WSIL – The first session day for Illinois Senators in 2016 was on Wednesday, when legislation was introduced at a press conference to appropriate $168 million for MAP grants.
At the middle of a seventh month with no state budget, funding for primary and secondary education is still being paid out as normal. That is because Republican Gov. Bruce Rauner signed off on that spending, but left out post-secondary education.
Lawmakers have been begging for that funding, along with MAP grants, or the Monetary Award Program, for a while now. The MAP grants help low-income students pay for their tuition and fees.
There are 125,000 students who have been awarded the MAP grants. Even more qualified, but none of them have received their money.
While some senators gave the same old story about how the budget is impacting the students, state Sen. Bill Cunningham, D-Chicago, turned it around.

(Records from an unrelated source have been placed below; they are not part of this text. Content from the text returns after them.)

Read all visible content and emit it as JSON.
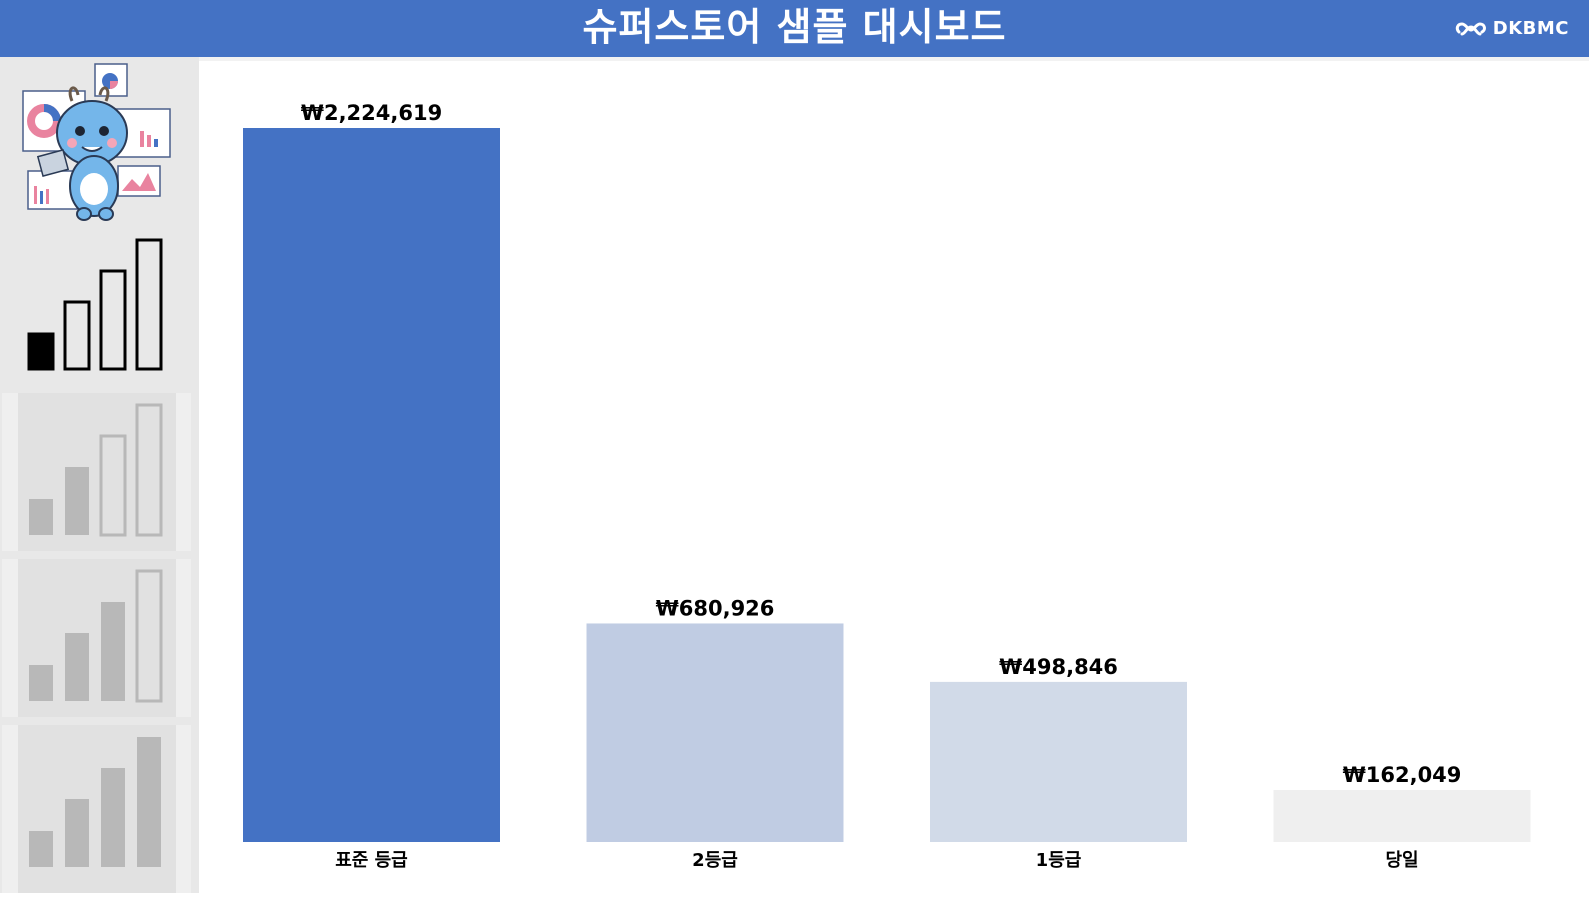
{
  "header": {
    "title": "슈퍼스토어 샘플 대시보드",
    "brand": "DKBMC",
    "icon": "dkbmc-logo-icon"
  },
  "sidebar": {
    "mascot_icon": "dragon-mascot-dashboard-icon",
    "nav": [
      {
        "icon": "signal-bars-1-icon",
        "state": "active"
      },
      {
        "icon": "signal-bars-2-icon",
        "state": "inactive"
      },
      {
        "icon": "signal-bars-3-icon",
        "state": "inactive"
      },
      {
        "icon": "signal-bars-4-icon",
        "state": "inactive"
      }
    ]
  },
  "colors": {
    "header": "#4472c4",
    "bar_1": "#4472c4",
    "bar_2": "#c0cce3",
    "bar_3": "#d1dae8",
    "bar_4": "#efefef"
  },
  "chart_data": {
    "type": "bar",
    "categories": [
      "표준 등급",
      "2등급",
      "1등급",
      "당일"
    ],
    "values": [
      2224619,
      680926,
      498846,
      162049
    ],
    "data_labels": [
      "₩2,224,619",
      "₩680,926",
      "₩498,846",
      "₩162,049"
    ],
    "colors": [
      "#4472c4",
      "#c0cce3",
      "#d1dae8",
      "#efefef"
    ],
    "title": "",
    "xlabel": "",
    "ylabel": "",
    "ylim": [
      0,
      2224619
    ],
    "grid": false,
    "legend": "none"
  }
}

He said people should worry about the institutions, too, because they are hurting and they do not want to speak up for themselves.

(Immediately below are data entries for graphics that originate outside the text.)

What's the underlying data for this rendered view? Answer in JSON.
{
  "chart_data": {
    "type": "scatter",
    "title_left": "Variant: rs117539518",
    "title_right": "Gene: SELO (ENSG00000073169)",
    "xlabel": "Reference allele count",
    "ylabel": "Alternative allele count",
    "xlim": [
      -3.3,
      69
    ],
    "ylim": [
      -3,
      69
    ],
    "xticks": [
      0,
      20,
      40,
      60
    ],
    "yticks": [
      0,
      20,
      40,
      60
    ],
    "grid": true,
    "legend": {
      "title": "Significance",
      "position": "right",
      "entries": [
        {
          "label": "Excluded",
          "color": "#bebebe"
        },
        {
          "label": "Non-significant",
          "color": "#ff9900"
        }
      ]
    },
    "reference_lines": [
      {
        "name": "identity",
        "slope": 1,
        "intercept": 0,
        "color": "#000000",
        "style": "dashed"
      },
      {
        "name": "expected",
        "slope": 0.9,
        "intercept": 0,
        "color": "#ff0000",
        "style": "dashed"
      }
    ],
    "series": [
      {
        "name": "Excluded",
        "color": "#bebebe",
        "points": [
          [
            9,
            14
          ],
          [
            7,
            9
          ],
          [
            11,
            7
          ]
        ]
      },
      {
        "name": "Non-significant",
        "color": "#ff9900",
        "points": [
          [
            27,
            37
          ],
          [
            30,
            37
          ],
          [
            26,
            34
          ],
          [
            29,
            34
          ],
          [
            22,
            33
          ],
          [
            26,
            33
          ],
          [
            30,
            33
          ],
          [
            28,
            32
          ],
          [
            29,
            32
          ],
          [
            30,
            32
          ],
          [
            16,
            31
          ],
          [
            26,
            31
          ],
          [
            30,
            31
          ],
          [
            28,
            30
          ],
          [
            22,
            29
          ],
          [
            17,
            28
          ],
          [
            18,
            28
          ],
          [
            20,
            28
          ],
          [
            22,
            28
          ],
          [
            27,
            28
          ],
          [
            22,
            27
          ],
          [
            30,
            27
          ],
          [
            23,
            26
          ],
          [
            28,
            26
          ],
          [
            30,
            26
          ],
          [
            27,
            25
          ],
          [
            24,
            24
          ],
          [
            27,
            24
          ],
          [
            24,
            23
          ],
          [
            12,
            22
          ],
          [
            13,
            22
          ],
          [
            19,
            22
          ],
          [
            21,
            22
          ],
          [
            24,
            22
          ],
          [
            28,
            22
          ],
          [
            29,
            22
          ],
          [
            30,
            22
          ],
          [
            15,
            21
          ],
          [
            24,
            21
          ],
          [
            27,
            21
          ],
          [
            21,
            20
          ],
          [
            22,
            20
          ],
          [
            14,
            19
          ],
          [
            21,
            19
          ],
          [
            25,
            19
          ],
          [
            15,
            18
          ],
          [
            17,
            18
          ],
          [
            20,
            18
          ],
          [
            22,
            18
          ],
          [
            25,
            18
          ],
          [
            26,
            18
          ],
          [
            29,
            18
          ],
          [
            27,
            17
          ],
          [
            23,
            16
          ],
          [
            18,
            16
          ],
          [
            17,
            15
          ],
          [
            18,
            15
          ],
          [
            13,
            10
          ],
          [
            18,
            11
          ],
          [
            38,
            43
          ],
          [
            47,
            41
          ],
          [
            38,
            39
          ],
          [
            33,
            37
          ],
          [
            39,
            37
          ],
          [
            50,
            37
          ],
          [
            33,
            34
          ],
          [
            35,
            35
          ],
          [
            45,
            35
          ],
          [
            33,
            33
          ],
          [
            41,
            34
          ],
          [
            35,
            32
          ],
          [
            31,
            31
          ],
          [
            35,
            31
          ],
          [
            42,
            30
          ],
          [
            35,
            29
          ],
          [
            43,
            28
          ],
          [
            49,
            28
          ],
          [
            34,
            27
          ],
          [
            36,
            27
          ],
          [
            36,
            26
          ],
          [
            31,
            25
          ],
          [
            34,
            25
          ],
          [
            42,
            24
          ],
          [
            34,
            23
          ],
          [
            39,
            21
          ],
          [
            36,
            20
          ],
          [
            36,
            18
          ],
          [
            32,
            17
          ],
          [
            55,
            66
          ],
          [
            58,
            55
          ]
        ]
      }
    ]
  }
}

“You can imagine, during this time of year, when high school seniors are deciding where they want to go to school, they don’t want to hear the president of a perspective university telling them that they’re in financial trouble,” Cunningham said.

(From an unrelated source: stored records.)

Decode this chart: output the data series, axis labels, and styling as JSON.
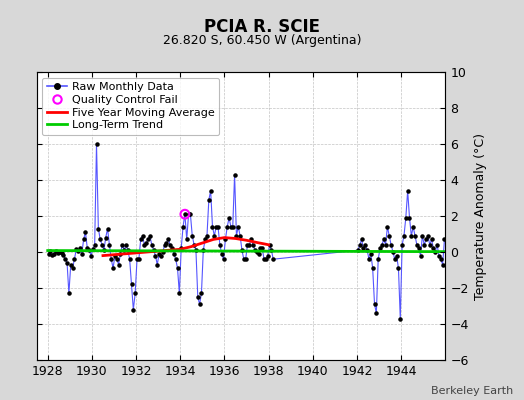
{
  "title": "PCIA R. SCIE",
  "subtitle": "26.820 S, 60.450 W (Argentina)",
  "ylabel": "Temperature Anomaly (°C)",
  "credit": "Berkeley Earth",
  "ylim": [
    -6,
    10
  ],
  "xlim": [
    1927.5,
    1946.0
  ],
  "yticks": [
    -6,
    -4,
    -2,
    0,
    2,
    4,
    6,
    8,
    10
  ],
  "xticks": [
    1928,
    1930,
    1932,
    1934,
    1936,
    1938,
    1940,
    1942,
    1944
  ],
  "bg_color": "#d8d8d8",
  "plot_bg_color": "#ffffff",
  "raw_line_color": "#5555ff",
  "raw_marker_color": "#000000",
  "ma_color": "#ff0000",
  "trend_color": "#00cc00",
  "qc_color": "#ff00ff",
  "raw_data": [
    [
      1928.042,
      -0.1
    ],
    [
      1928.125,
      0.05
    ],
    [
      1928.208,
      -0.15
    ],
    [
      1928.292,
      -0.1
    ],
    [
      1928.375,
      0.05
    ],
    [
      1928.458,
      -0.05
    ],
    [
      1928.542,
      0.0
    ],
    [
      1928.625,
      -0.05
    ],
    [
      1928.708,
      -0.15
    ],
    [
      1928.792,
      -0.4
    ],
    [
      1928.875,
      -0.6
    ],
    [
      1928.958,
      -2.3
    ],
    [
      1929.042,
      -0.7
    ],
    [
      1929.125,
      -0.9
    ],
    [
      1929.208,
      -0.4
    ],
    [
      1929.292,
      0.15
    ],
    [
      1929.375,
      0.05
    ],
    [
      1929.458,
      0.2
    ],
    [
      1929.542,
      -0.1
    ],
    [
      1929.625,
      0.7
    ],
    [
      1929.708,
      1.1
    ],
    [
      1929.792,
      0.2
    ],
    [
      1929.875,
      0.1
    ],
    [
      1929.958,
      -0.2
    ],
    [
      1930.042,
      0.15
    ],
    [
      1930.125,
      0.4
    ],
    [
      1930.208,
      6.0
    ],
    [
      1930.292,
      1.3
    ],
    [
      1930.375,
      0.7
    ],
    [
      1930.458,
      0.4
    ],
    [
      1930.542,
      0.1
    ],
    [
      1930.625,
      0.8
    ],
    [
      1930.708,
      1.3
    ],
    [
      1930.792,
      0.4
    ],
    [
      1930.875,
      -0.4
    ],
    [
      1930.958,
      -0.9
    ],
    [
      1931.042,
      -0.2
    ],
    [
      1931.125,
      -0.4
    ],
    [
      1931.208,
      -0.7
    ],
    [
      1931.292,
      -0.1
    ],
    [
      1931.375,
      0.4
    ],
    [
      1931.458,
      0.1
    ],
    [
      1931.542,
      0.4
    ],
    [
      1931.625,
      0.1
    ],
    [
      1931.708,
      -0.4
    ],
    [
      1931.792,
      -1.8
    ],
    [
      1931.875,
      -3.2
    ],
    [
      1931.958,
      -2.3
    ],
    [
      1932.042,
      -0.4
    ],
    [
      1932.125,
      -0.4
    ],
    [
      1932.208,
      0.7
    ],
    [
      1932.292,
      0.9
    ],
    [
      1932.375,
      0.4
    ],
    [
      1932.458,
      0.5
    ],
    [
      1932.542,
      0.7
    ],
    [
      1932.625,
      0.9
    ],
    [
      1932.708,
      0.4
    ],
    [
      1932.792,
      0.1
    ],
    [
      1932.875,
      -0.2
    ],
    [
      1932.958,
      -0.7
    ],
    [
      1933.042,
      -0.1
    ],
    [
      1933.125,
      -0.2
    ],
    [
      1933.208,
      0.0
    ],
    [
      1933.292,
      0.4
    ],
    [
      1933.375,
      0.5
    ],
    [
      1933.458,
      0.7
    ],
    [
      1933.542,
      0.4
    ],
    [
      1933.625,
      0.2
    ],
    [
      1933.708,
      -0.1
    ],
    [
      1933.792,
      -0.4
    ],
    [
      1933.875,
      -0.9
    ],
    [
      1933.958,
      -2.3
    ],
    [
      1934.042,
      0.2
    ],
    [
      1934.125,
      1.4
    ],
    [
      1934.208,
      2.1
    ],
    [
      1934.292,
      0.7
    ],
    [
      1934.375,
      2.1
    ],
    [
      1934.458,
      2.1
    ],
    [
      1934.542,
      0.9
    ],
    [
      1934.625,
      0.4
    ],
    [
      1934.708,
      0.1
    ],
    [
      1934.792,
      -2.5
    ],
    [
      1934.875,
      -2.9
    ],
    [
      1934.958,
      -2.3
    ],
    [
      1935.042,
      0.1
    ],
    [
      1935.125,
      0.7
    ],
    [
      1935.208,
      0.9
    ],
    [
      1935.292,
      2.9
    ],
    [
      1935.375,
      3.4
    ],
    [
      1935.458,
      1.4
    ],
    [
      1935.542,
      0.9
    ],
    [
      1935.625,
      1.4
    ],
    [
      1935.708,
      1.4
    ],
    [
      1935.792,
      0.4
    ],
    [
      1935.875,
      -0.1
    ],
    [
      1935.958,
      -0.4
    ],
    [
      1936.042,
      0.7
    ],
    [
      1936.125,
      1.4
    ],
    [
      1936.208,
      1.9
    ],
    [
      1936.292,
      1.4
    ],
    [
      1936.375,
      1.4
    ],
    [
      1936.458,
      4.3
    ],
    [
      1936.542,
      0.9
    ],
    [
      1936.625,
      1.4
    ],
    [
      1936.708,
      0.9
    ],
    [
      1936.792,
      0.1
    ],
    [
      1936.875,
      -0.4
    ],
    [
      1936.958,
      -0.4
    ],
    [
      1937.042,
      0.4
    ],
    [
      1937.125,
      0.4
    ],
    [
      1937.208,
      0.7
    ],
    [
      1937.292,
      0.4
    ],
    [
      1937.375,
      0.1
    ],
    [
      1937.458,
      0.0
    ],
    [
      1937.542,
      -0.1
    ],
    [
      1937.625,
      0.2
    ],
    [
      1937.708,
      0.2
    ],
    [
      1937.792,
      -0.4
    ],
    [
      1937.875,
      -0.4
    ],
    [
      1937.958,
      -0.2
    ],
    [
      1938.042,
      0.4
    ],
    [
      1938.125,
      0.1
    ],
    [
      1938.208,
      -0.4
    ],
    [
      1942.042,
      0.1
    ],
    [
      1942.125,
      0.4
    ],
    [
      1942.208,
      0.7
    ],
    [
      1942.292,
      0.2
    ],
    [
      1942.375,
      0.4
    ],
    [
      1942.458,
      0.1
    ],
    [
      1942.542,
      -0.4
    ],
    [
      1942.625,
      -0.1
    ],
    [
      1942.708,
      -0.9
    ],
    [
      1942.792,
      -2.9
    ],
    [
      1942.875,
      -3.4
    ],
    [
      1942.958,
      -0.4
    ],
    [
      1943.042,
      0.2
    ],
    [
      1943.125,
      0.4
    ],
    [
      1943.208,
      0.7
    ],
    [
      1943.292,
      0.4
    ],
    [
      1943.375,
      1.4
    ],
    [
      1943.458,
      0.9
    ],
    [
      1943.542,
      0.4
    ],
    [
      1943.625,
      0.0
    ],
    [
      1943.708,
      -0.4
    ],
    [
      1943.792,
      -0.2
    ],
    [
      1943.875,
      -0.9
    ],
    [
      1943.958,
      -3.7
    ],
    [
      1944.042,
      0.4
    ],
    [
      1944.125,
      0.9
    ],
    [
      1944.208,
      1.9
    ],
    [
      1944.292,
      3.4
    ],
    [
      1944.375,
      1.9
    ],
    [
      1944.458,
      0.9
    ],
    [
      1944.542,
      1.4
    ],
    [
      1944.625,
      0.9
    ],
    [
      1944.708,
      0.4
    ],
    [
      1944.792,
      0.2
    ],
    [
      1944.875,
      -0.2
    ],
    [
      1944.958,
      0.9
    ],
    [
      1945.042,
      0.4
    ],
    [
      1945.125,
      0.7
    ],
    [
      1945.208,
      0.9
    ],
    [
      1945.292,
      0.4
    ],
    [
      1945.375,
      0.7
    ],
    [
      1945.458,
      0.2
    ],
    [
      1945.542,
      0.0
    ],
    [
      1945.625,
      0.4
    ],
    [
      1945.708,
      -0.2
    ],
    [
      1945.792,
      -0.4
    ],
    [
      1945.875,
      -0.7
    ],
    [
      1945.958,
      0.7
    ]
  ],
  "moving_avg": [
    [
      1930.5,
      -0.2
    ],
    [
      1931.0,
      -0.15
    ],
    [
      1931.5,
      -0.1
    ],
    [
      1932.0,
      -0.05
    ],
    [
      1932.5,
      0.0
    ],
    [
      1933.0,
      0.05
    ],
    [
      1933.5,
      0.1
    ],
    [
      1934.0,
      0.15
    ],
    [
      1934.5,
      0.3
    ],
    [
      1935.0,
      0.5
    ],
    [
      1935.5,
      0.7
    ],
    [
      1936.0,
      0.8
    ],
    [
      1936.5,
      0.75
    ],
    [
      1937.0,
      0.65
    ],
    [
      1937.5,
      0.52
    ],
    [
      1937.8,
      0.45
    ],
    [
      1938.0,
      0.4
    ]
  ],
  "trend_x": [
    1928.0,
    1945.958
  ],
  "trend_y": [
    0.08,
    0.02
  ],
  "qc_fail": [
    [
      1934.208,
      2.1
    ]
  ],
  "title_fontsize": 12,
  "subtitle_fontsize": 9,
  "credit_fontsize": 8,
  "tick_labelsize": 9,
  "ylabel_fontsize": 9,
  "legend_fontsize": 8
}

He said it is very likely students will chose to go elsewhere and our colleges and universities will have a decreased freshmen enrollment, which could be devastating.
The institutions in Illinois employ thousands of people and if they do not start getting money soon, they may have to make some tough decisions about what level of operating they will be able to uphold.
Essentially, Cunningham described it as a double-whammy. The schools are not getting their money from the state, and students are not getting their money from the state so the schools are without both sets of funding.
The legislation proposed will appropriate the amount needed for the awarded students.
The next scheduled session day in January 27.
The legislation is Illinois Senate Bill 2226.